A hum starts in the base of my spine. Soft. Gentle. But not passive. A presence. Watching. Weighing. The Flame? No—something else. A thread, maybe. Or the realm itself. It isn’t threatening, but it’s not friendly either. It’s curious. As if it’s tilting its head, wondering what I’ll do next.
Click.
A desk appears twenty feet in front of me. Just appears. One moment there’s nothing, the next there’s a sleek, shining desk made of what looks like mother-of-pearl and quartz, edges glinting like polished bone. Behind it sits a woman.
She’s not young, not old. Her skin glows in a rainbow shimmer, like a holographic overlay, and her hair is an intricate weave of silver and white threads, piled atop her head like a crown of woven starlight. Hereyes are bright. Knowing. Unreadable. She lifts a hand and gestures to the chair across from her.

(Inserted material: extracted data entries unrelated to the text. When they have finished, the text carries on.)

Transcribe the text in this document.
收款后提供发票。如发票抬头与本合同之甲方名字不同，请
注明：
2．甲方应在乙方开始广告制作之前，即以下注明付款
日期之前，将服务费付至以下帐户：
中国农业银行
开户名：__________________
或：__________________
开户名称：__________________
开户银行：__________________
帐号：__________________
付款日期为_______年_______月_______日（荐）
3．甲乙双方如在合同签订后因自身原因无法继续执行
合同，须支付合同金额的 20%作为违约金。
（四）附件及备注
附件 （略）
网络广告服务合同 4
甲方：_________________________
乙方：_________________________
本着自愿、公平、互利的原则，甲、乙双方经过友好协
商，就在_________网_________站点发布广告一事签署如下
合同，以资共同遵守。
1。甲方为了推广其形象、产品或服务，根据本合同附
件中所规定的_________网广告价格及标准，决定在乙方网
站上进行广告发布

It wasn’t there before, but it is now—Crimson velvet against the endless white, framed in gold that somehow doesn’t shine. I hesitate. Every instinct screams trap. Test. Trial. But that’s what this is, isn’t it? That’s the point. I walk forward, the air thickening with each step. Like wading into a pool made of sunlight and silk. I sit. Slowly.
The woman nods.
“Welcome, Kay of the Other Flame.” Her voice is smooth. Measured. Like a song composed of balance, it whispers like the tickle of wind chimes in my ear. “We will begin shortly.”
She doesn’t look at me when she says it. Her fingers shuffle a stack of paper that wasn’t there a blink ago. A silver feather quill scratches across the top sheet without her touching it. I open my mouth, then close it. I’ve faced illusions. Nightmares. Longing and grief and the warped face of desire. But this…this is different. It doesn’t feel like a trial. It feels like a job interview.